In Java, the Normalize and Pattern classes are great for this : Unicode text can be normalized down to ASCII in 2 or 3 instructions. In Apex, things are *very* long.
This is the normalization I go through today :
private String clean(String in) { //String minmaj = "ÀÂÄÇÉÈÊËÎÏÛÜÔÖaàâäbcçdeéèêëfghiîïjklmnoôöpqrstuùûüvwxyz"; //String maj = "AAACEEEEIIUUOOAAAABCCDEEEEEFGHIIIJKLMNOOOPQRSTUUUUVWXYZ"; String acc = 'ÀÂÄÇÉÈÊËÎÏÌÛÜÙÔÖÒÑ' + '°()§<>%^¨*$€£`#,;./?!+=_@"' + '\''; // et Œ, Æ, &; String maj = 'AAACEEEEIIIUUUOOON' + ' ' + ' '; String out = ''; for (Integer i = 0 ; i < in.length() ; i++) { String car = in.substring(i, i+1); Integer idx = acc.indexOf(car); if (idx != -1){ out += maj.substring(idx, idx+1); } else if (car == 'Œ') { out += 'OE'; } else if (car == '&') { out += 'ET'; } else if (car == 'Æ') { out += 'AE'; } else { out += car; } } return out; }
Remember, this is to produce files where alignment is important, so I can't just replace Æ with AE without fixing the padding instructions (elsewhere).
This method uses too many instructions : has anyone got a better way of doing it, still in APEX ?
TIA,
Rup
Have you explored Matcher and Pattern (regular expressions) methods in Apex. If not, I would recommend exloring it to reduce the number of instructions.
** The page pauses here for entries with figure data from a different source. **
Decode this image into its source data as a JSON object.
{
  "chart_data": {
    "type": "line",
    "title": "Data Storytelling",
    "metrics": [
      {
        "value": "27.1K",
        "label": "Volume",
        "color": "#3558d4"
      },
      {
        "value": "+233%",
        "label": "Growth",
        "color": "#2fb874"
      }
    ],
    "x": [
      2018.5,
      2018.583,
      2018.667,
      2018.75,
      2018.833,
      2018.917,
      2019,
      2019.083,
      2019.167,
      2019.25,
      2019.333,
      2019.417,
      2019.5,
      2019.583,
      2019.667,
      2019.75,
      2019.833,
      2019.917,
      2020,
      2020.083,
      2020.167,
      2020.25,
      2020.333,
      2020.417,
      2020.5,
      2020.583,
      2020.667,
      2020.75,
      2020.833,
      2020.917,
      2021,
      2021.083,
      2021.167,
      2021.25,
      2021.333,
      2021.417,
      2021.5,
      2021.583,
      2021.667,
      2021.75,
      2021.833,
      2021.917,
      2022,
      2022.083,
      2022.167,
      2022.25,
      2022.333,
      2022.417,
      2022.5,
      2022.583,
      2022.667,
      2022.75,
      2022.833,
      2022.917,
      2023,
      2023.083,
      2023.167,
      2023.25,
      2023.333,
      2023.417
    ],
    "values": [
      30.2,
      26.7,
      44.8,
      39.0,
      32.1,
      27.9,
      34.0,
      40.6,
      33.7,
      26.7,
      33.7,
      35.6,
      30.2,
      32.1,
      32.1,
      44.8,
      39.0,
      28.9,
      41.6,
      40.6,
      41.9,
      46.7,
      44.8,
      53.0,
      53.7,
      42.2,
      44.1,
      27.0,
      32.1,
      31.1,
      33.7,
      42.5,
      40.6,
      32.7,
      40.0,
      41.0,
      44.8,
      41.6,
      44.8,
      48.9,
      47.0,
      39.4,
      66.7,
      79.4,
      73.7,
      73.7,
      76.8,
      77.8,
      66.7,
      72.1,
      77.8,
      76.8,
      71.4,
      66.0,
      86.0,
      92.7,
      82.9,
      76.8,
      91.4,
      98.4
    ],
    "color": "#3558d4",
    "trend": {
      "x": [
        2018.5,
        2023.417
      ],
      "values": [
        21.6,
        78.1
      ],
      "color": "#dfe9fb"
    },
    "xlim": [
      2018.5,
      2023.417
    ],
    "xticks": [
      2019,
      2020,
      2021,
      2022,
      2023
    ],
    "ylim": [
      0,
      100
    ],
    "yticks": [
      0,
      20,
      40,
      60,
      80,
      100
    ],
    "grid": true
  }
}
http://www.salesforce.com/us/developer/docs/apexcode/index_Left.htm#CSHID=apex_classes_pattern_and_matcher_pattern_methods.htm|StartTopic=Content%2Fapex_classes_pattern_and_matcher_pattern_methods.htm|SkinName=webhelp
http://www.salesforce.com/us/developer/docs/apexcode/index_Left.htm#CSHID=apex_classes_pattern_and_matcher_pattern_methods.htm|StartTopic=Content%2Fapex_classes_pattern_and_matcher_pattern_methods.htm|SkinName=webhelp
I know Pattern and Matcher well.
What I really need is the equivalent of Java's Normalize to go with them : anyone got an idea ?
Rup
Thanks. Would love to see more formal support for string Normalization from Salesforce. Can't the java implementation be lifted??